Because of the darkness of the night sky and the park's commitment to reducing light pollution and educating the public about the night skies, the park has become the seventh unit of the National Park Service (NPS) to achieve designation as an "International Dark Sky Park" by the International Dark-Sky Association. The designation of Capitol Reef National Park (CRNP) as a "Gold Tier" park, signifying the highest quality night skies, comes during International Dark Sky Week, an annual event to raise awareness of light pollution and celebrate the beauty of the night sky.
Over the past year, park staff has followed through on a commitment to attain this designation. The park conducted an outdoor lighting inventory, made improvements to outdoor light fixtures that increased the park's "night-friendly" lighting from 30 percent to 70 percent, completed night sky monitoring, and engaged the public and local community in dark-sky conservation. With this designation, CRNP begins the process to bring all of its outdoor lighting up to the new standard and continue to monitor night skies and provide outreach and education.

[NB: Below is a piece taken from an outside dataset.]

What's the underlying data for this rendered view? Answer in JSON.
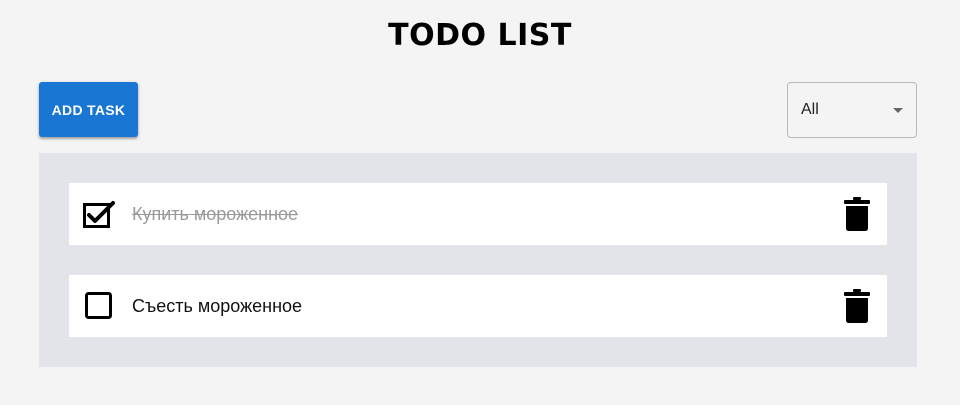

"This year's Heritage Star Festival on October 9 and 10 will celebrate the achievement of this International dark-sky designation and provide the public information about our conservation efforts, as well as encourage the appreciation of Capitol Reef's beautiful night skies," says Superintendent Leah McGinnis. The park was assisted by the NPS Natural Sounds & Night Skies Division, which provided technical support and helped the park build its popular astronomy programs, and by the NPS Intermountain Regional Office, both in Colorado. Additional assistance with the project came from park partners - the Entrada Institute and Capitol Reed Natural History Association - as well as from volunteers.
CRNP's Gold Tier dark-sky designation exemplifies the efforts of the NPS to embrace "Starry Starry Night," a NPS initiative that the agency has pledged "to lead the way in protecting natural darkness as a precious resource and create a model for dark sky protection by establishing America's first Dark Sky Cooperative on the Colorado Plateau." Other federal agencies, state parks, tribes, businesses and citizens are part of this cooperative, which emphasizes the economic benefits of sustainable tourism that dark skies can provide while maintaining the heritage, beauty, and wonder of the stars above.